I had earlier written a blog post Captive Solar Power Plant – Is it Good for My Company? that received quite a few queries and comments, with some of them saying it is a bit too early for Indian companies for think of captive solar as the business case might not be strong enough.

I would say that there is indeed some truth in that – at the same time, the business case is becoming stronger for some select industrial and commercial sectors.

In the last 2 years, at Solar Mango we have seen significant interest from these select industry segments small developers and corporates to put up captive solar power plants. The reason is not difficult to see – price of grid power is increasing alarmingly, while the cost of solar power has been decreasing at a fast pace. *By captive, we mean not just rooftop, but in most cases, offsite, grid connected, MW scale solar power plants supplying power to the developer for captive use.

Even we at Solar Mango had estimated that the rate of decrease of the cost of solar would decrease after 2014 – that is, solar power will not see such dramatic decreases in costs as it had seen between 2010 and 2014.

But we were proved wrong, as the cost of generation of solar power is breaking one record after another on its way down. Even if you assume that the tariffs as low as Rs 4.34/kWh being quoted in some parts of the country are exceptions, our estimations with even conservative cost numbers suggest that the levelised cost for solar power is around Rs 5.5/kWh for small MW power plants without trackers and without taking into account financial incentives such as accelerated depreciation. If some of these incentives are considered and if trackers are introduced into the picture, the cost of solar power is below Rs 5/kWh for even power plants in the range 1-5 MW.

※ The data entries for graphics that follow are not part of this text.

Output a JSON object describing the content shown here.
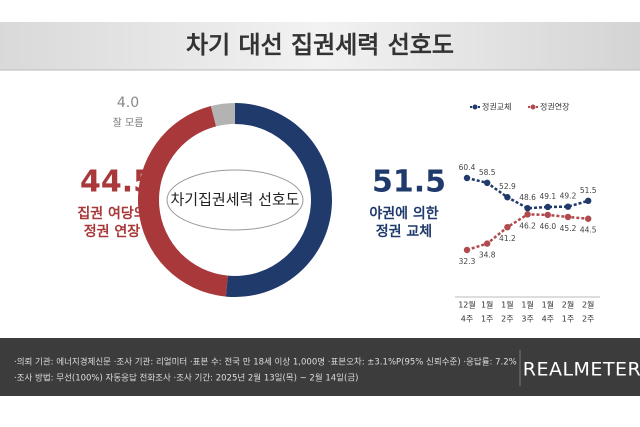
{
  "title": "차기 대선 집권세력 선호도",
  "chart_data": [
    {
      "type": "pie",
      "center_label": "차기집권세력 선호도",
      "labels": [
        [
          "야권에 의한",
          "정권 교체"
        ],
        [
          "집권 여당의",
          "정권 연장"
        ],
        [
          "잘 모름"
        ]
      ],
      "values": [
        51.5,
        44.5,
        4.0
      ],
      "value_labels": [
        "51.5",
        "44.5",
        "4.0"
      ],
      "colors": [
        "#1f3a6b",
        "#a8383a",
        "#b3b3b3"
      ]
    },
    {
      "type": "line",
      "categories": [
        [
          "12월",
          "4주"
        ],
        [
          "1월",
          "1주"
        ],
        [
          "1월",
          "2주"
        ],
        [
          "1월",
          "3주"
        ],
        [
          "1월",
          "4주"
        ],
        [
          "2월",
          "1주"
        ],
        [
          "2월",
          "2주"
        ]
      ],
      "series": [
        {
          "name": "정권교체",
          "color": "#1f3a6b",
          "values": [
            60.4,
            58.5,
            52.9,
            48.6,
            49.1,
            49.2,
            51.5
          ]
        },
        {
          "name": "정권연장",
          "color": "#b04a4e",
          "values": [
            32.3,
            34.8,
            41.2,
            46.2,
            46.0,
            45.2,
            44.5
          ],
          "value_labels": [
            "32.3",
            "34.8",
            "41.2",
            "46.2",
            "46.0",
            "45.2",
            "44.5"
          ]
        }
      ]
    }
  ],
  "footer": {
    "lines": [
      "·의뢰 기관: 에너지경제신문 ·조사 기관: 리얼미터 ·표본 수: 전국 만 18세 이상 1,000명 ·표본오차: ±3.1%P(95% 신뢰수준) ·응답률: 7.2%",
      "·조사 방법: 무선(100%) 자동응답 전화조사 ·조사 기간: 2025년 2월 13일(목) ~ 2월 14일(금)"
    ],
    "logo": "REALMETER"
  }
}
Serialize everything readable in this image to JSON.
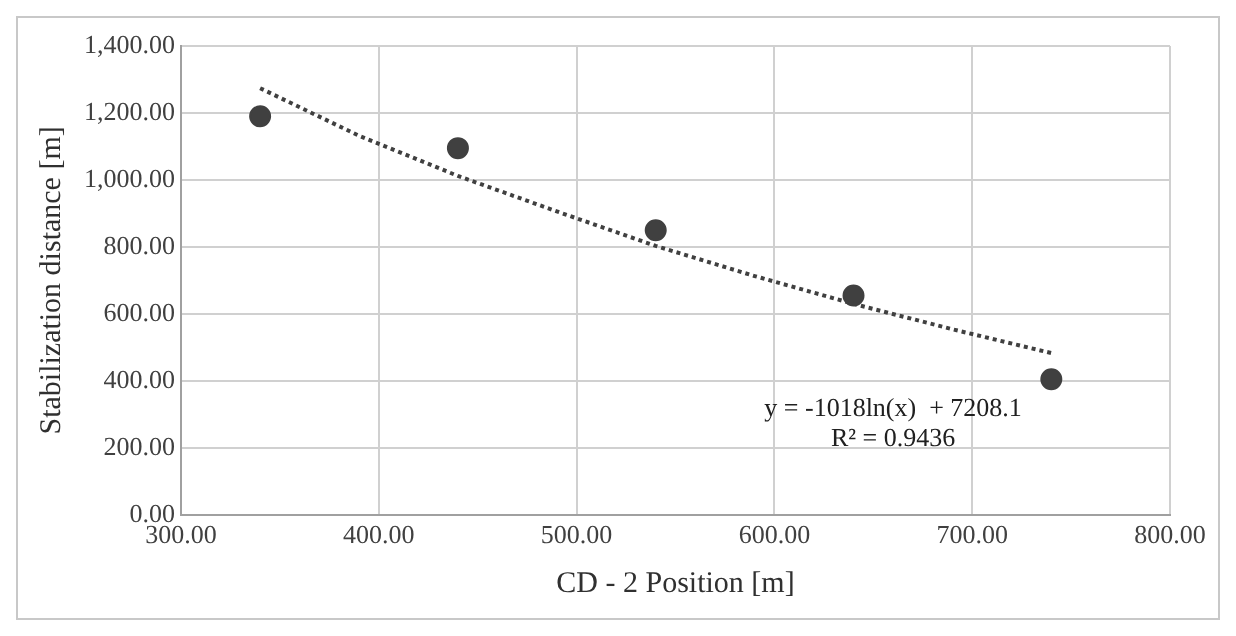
{
  "chart_data": {
    "type": "scatter",
    "xlabel": "CD - 2 Position [m]",
    "ylabel": "Stabilization distance [m]",
    "series": [
      {
        "type": "scatter",
        "color": "#404040",
        "x": [
          340,
          440,
          540,
          640,
          740
        ],
        "values": [
          1190,
          1095,
          850,
          655,
          405
        ],
        "marker": "circle"
      },
      {
        "type": "line",
        "color": "#404040",
        "x": [
          340,
          390,
          440,
          490,
          540,
          590,
          640,
          690,
          740
        ],
        "values": [
          1274,
          1132,
          1012,
          906,
          803,
          713,
          630,
          554,
          483
        ],
        "marker": "none",
        "line_style": "dotted"
      }
    ],
    "xlim": [
      300,
      800
    ],
    "xticks": [
      {
        "value": 300,
        "label": "300.00"
      },
      {
        "value": 400,
        "label": "400.00"
      },
      {
        "value": 500,
        "label": "500.00"
      },
      {
        "value": 600,
        "label": "600.00"
      },
      {
        "value": 700,
        "label": "700.00"
      },
      {
        "value": 800,
        "label": "800.00"
      }
    ],
    "ylim": [
      0,
      1400
    ],
    "yticks": [
      {
        "value": 0,
        "label": "0.00"
      },
      {
        "value": 200,
        "label": "200.00"
      },
      {
        "value": 400,
        "label": "400.00"
      },
      {
        "value": 600,
        "label": "600.00"
      },
      {
        "value": 800,
        "label": "800.00"
      },
      {
        "value": 1000,
        "label": "1,000.00"
      },
      {
        "value": 1200,
        "label": "1,200.00"
      },
      {
        "value": 1400,
        "label": "1,400.00"
      }
    ],
    "grid": true,
    "legend": false,
    "annotations": [
      "y = -1018ln(x)  + 7208.1",
      "R² = 0.9436"
    ]
  }
}
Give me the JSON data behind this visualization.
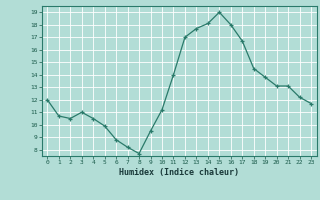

At this cost, it can be said that solar power has reached grid parity – that is, the cost of solar power is the same or lower than that of grid power.

You can now see why so many companies are suddenly interested in having their own solar power plant for captive consumption – they now have the opportunity to procure power at a cheaper price than grid power, and more important, they can now lock in the cost of power for 25 years.

With this in the background, I was least surprised to read the news that Infosys would be commissioning solar power plants for 55 MW on its India campuses by end of 2016.

In 2015, Infosys became the first Indian company to join RE100, which is a group of the world’s most influential companies aiming to go 100% renewable. Now, this is another reason why some of the large companies in India could wish to go solar – their commitment to climate change efforts.

Overall, at Solar Mango we expect 2016 to be an important year for captive solar power plants in India – in this year, we expect captive solar power installations in the country to reach an inflection point in their growth. We expect annual captive solar power plant installations in the country to double or even treble its size in 2016. The coming years could see much higher growth rates for this sector as the government starts recognizing the importance of this segment and starts providing a more conducive environment for its growth.